For fun Sam fixes things. Not chairs or tables, but real life things like the disparate tech scene in Scotland or the public transport systems – I’m also working on getting rid of wasteful paper like receipts, tickets, and business cards (stay tuned…).

5 responses

  1. Sicamp: Scotland » Six winning ideas for Social Innovation Camp! pings back:

    […] Fix the Freakin Buses The very simple idea behind this is to put all the bus timetable data into a searchable, accessible form and plot it on a map. It got the judges excited, however, because they saw its potential as a campaigning tool to highlight the places where’s a real demand for transport but no provision - a particular problem in rural areas. So the next stage of Fix the Freakin Buses might be to get users uploading the journeys they make but are poorly served by existing transport links to surface demand for new routes. Finally, the idea could incorporate ways for people to solve the transport problem themselves through using tools like Liftshare. […]

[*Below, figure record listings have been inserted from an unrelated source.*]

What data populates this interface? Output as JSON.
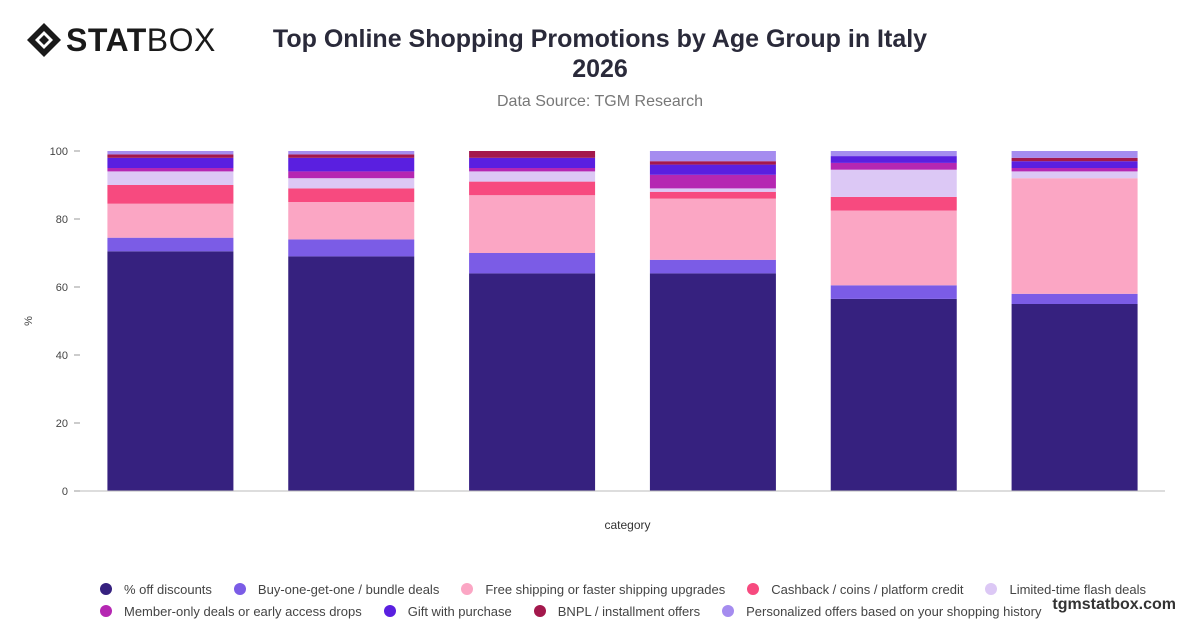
{
  "brand": {
    "logo_bold": "STAT",
    "logo_light": "BOX",
    "watermark": "tgmstatbox.com"
  },
  "header": {
    "title": "Top Online Shopping Promotions by Age Group in Italy 2026",
    "subtitle": "Data Source: TGM Research"
  },
  "chart_data": {
    "type": "bar",
    "stacked": true,
    "categories": [
      "",
      "",
      "",
      "",
      "",
      ""
    ],
    "xlabel": "category",
    "ylabel": "%",
    "ylim": [
      0,
      100
    ],
    "yticks": [
      0,
      20,
      40,
      60,
      80,
      100
    ],
    "grid": false,
    "legend_position": "bottom",
    "series": [
      {
        "name": "% off discounts",
        "color": "#36217f",
        "values": [
          70.5,
          69,
          64,
          64,
          56.5,
          55
        ]
      },
      {
        "name": "Buy-one-get-one / bundle deals",
        "color": "#7b5ce6",
        "values": [
          4,
          5,
          6,
          4,
          4,
          3
        ]
      },
      {
        "name": "Free shipping or faster shipping upgrades",
        "color": "#fba6c4",
        "values": [
          10,
          11,
          17,
          18,
          22,
          34
        ]
      },
      {
        "name": "Cashback / coins / platform credit",
        "color": "#f74a7f",
        "values": [
          5.5,
          4,
          4,
          2,
          4,
          0
        ]
      },
      {
        "name": "Limited-time flash deals",
        "color": "#dcc8f5",
        "values": [
          4,
          3,
          3,
          1,
          8,
          2
        ]
      },
      {
        "name": "Member-only deals or early access drops",
        "color": "#b527b2",
        "values": [
          1,
          2,
          1,
          4,
          2,
          1
        ]
      },
      {
        "name": "Gift with purchase",
        "color": "#5a1fe0",
        "values": [
          3,
          4,
          3,
          3,
          2,
          2
        ]
      },
      {
        "name": "BNPL / installment offers",
        "color": "#a3184c",
        "values": [
          1,
          1,
          2,
          1,
          0,
          1
        ]
      },
      {
        "name": "Personalized offers based on your shopping history",
        "color": "#a58cef",
        "values": [
          1,
          1,
          0,
          3,
          1.5,
          2
        ]
      }
    ]
  }
}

  2. Social Innovation Camp » Six winning ideas for Social Innovation Camp Scotland! pings back:

    […] Fix the Freakin Buses The very simple idea behind this is to put all the bus timetable data into a searchable, accessible form and plot it on a map. It got the judges excited, however, because they saw its potential as a campaigning tool to highlight the places where’s a real demand for transport but no provision - a particular problem in rural areas. So the next stage of Fix the Freakin Buses might be to get users uploading the journeys they make but are poorly served by existing transport links to surface demand for new routes. Finally, the idea could incorporate ways for people to solve the transport problem themselves through using tools like Liftshare. […]

  3. More on SI Camp « ALISS pings back:

    […] Fix the Freakin Buses : interesting points about: highlighting gaps in provision (esp. in rural areas – we have plenty of those); user experiences; providing a framework for users to canvas & build their own solutions. […]

  4. minty comments:

    I put this little site together a while back for Edinburgh buses

    http://hillviewroad.com/buses.html

    It’s very “alpha” and has plenty still to do (might not work in IE…).

    Move your mouse around the map and the route numbers at the top should highlight. Mouse over the route numbers and the route should be displayed.

    Click on a route number … most of the popup menu items don’t yet work, but this allows you to keep a route shown while you pan/zoom the map.

    It screen scraps the data from http://www.mybustracker.co.uk/ (the data they send the client for a single route is often more than the data you need to download to get the same amount of detail for *every* route in Edinburgh on my version, simply by cleaning up their data … which isn’t trivial).

    The data might be a little out of date now too. Plus the data on mybustracker had obvious errors in it that sometime show quite bizarre routes. Anyway - sharing it more in the hope it helps ideas flow around the original idea on sicamp.org

    You can get me if you email murray@ the hillview domain at the top.

  5. Nico Macdonald comments:

    I would be happy to privately share my correspondence with Transport for London around bus location information. I could also put you in touch with people at TfL working in this area.